In the future, we need to get much better at extracting and using this information. Imaging can provide valuable opportunistic data that helps with risk prediction, prevention and more personalized care. Making better use of the data we already collect will be a key focus for the future of medical imaging.

Nelson: From our perspective, there are several important directions. In the near term, one focus is innovations like gadoquatrane. Once approved, it would become the lowest-dose macrocyclic gadolinium-based contrast agent on the market, which would be a meaningful advance for patients and clinicians.

Beyond that, we are also focusing on smarter and more connected solutions. Here at ECR, for example, we are presenting Centargo Cardio, a dedicated solution for cardiac CT, as well as our Cortenic platform, which focuses on connectivity and workflow optimization. These types of solutions help imaging centers operate more efficiently, something that is becoming increasingly important as the number of imaging studies continues to grow and healthcare systems face an aging population.

At the same time, we are expanding into additional imaging modalities. CT and MRI remain our core areas, and we will continue to innovate there, but we are also investing strongly in molecular imaging, which is a rapidly growing field.

Recently, we announced the acquisition of two investigational radiotracers: AT-O1, a PET tracer currently in Phase III development, and AT-O5, a SPECT tracer in Phase I. Both target cardiac amyloidosis. This is an area of high unmet need: around 400,000 patients worldwide are affected, and diagnosis can take years if it happens at all.

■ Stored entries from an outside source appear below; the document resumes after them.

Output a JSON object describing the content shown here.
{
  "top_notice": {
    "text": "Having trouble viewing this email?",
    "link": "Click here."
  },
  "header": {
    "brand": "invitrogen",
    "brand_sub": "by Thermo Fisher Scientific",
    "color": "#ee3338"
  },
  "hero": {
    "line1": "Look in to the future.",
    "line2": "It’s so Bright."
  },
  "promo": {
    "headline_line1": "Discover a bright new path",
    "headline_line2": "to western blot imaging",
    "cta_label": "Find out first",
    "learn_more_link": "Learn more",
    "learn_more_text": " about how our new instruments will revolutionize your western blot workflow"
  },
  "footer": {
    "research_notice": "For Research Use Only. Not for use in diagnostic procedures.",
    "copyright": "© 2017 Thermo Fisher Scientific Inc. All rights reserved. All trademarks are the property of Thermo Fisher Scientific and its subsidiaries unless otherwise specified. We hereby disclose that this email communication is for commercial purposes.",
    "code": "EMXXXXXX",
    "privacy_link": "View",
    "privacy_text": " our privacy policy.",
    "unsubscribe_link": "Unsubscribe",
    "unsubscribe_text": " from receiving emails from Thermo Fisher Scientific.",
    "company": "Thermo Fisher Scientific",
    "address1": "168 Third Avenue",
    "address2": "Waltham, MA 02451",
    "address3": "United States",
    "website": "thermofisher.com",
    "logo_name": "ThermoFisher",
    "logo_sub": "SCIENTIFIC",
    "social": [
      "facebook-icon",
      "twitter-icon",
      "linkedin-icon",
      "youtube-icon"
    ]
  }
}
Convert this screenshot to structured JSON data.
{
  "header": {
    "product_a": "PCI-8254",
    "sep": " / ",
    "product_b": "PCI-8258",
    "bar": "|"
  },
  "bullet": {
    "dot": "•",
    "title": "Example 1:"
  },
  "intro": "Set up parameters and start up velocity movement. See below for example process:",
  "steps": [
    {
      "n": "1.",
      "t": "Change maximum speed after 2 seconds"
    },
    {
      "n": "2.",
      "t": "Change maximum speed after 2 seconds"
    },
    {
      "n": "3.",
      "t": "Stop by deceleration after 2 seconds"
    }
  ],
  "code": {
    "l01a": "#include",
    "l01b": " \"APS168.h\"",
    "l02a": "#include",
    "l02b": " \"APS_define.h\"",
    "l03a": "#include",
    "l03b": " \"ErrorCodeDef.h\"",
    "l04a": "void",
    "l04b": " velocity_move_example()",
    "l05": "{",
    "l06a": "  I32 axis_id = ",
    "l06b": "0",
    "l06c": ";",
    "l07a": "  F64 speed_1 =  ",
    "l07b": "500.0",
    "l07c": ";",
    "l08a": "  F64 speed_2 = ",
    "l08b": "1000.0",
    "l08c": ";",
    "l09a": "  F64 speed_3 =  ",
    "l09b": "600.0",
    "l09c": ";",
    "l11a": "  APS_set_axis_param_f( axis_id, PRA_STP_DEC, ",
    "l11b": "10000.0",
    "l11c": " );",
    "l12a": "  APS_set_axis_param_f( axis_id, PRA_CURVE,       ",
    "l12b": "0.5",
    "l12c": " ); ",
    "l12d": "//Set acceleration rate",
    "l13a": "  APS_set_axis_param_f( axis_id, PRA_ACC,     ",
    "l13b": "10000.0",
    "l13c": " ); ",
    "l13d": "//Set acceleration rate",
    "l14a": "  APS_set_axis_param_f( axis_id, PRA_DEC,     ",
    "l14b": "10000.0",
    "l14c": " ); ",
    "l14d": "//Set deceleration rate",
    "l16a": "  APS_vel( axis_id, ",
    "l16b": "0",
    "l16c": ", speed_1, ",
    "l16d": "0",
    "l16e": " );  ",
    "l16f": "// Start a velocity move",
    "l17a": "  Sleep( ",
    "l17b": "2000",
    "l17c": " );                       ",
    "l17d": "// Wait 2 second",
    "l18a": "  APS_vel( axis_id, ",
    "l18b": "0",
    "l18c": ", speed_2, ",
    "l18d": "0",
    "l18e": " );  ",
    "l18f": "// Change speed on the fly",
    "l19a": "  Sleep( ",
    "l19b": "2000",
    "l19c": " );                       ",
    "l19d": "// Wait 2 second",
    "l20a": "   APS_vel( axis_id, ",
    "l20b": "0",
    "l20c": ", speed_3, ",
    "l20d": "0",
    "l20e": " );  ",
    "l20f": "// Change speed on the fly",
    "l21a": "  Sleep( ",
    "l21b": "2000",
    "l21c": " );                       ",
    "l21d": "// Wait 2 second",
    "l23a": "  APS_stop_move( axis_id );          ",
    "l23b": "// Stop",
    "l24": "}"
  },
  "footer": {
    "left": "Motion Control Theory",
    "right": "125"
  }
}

We believe molecular imaging will play an increasingly important role in the future. As a company, we are in a strong position here because we combine expertise in diagnostic imaging with experience in therapeutic radiopharmaceuticals, such as radium-223 for prostate cancer, as well as ongoing investments in next-generation targeted radionuclide therapies. That combination of diagnostics and therapy creates significant opportunities for the future of precision medicine.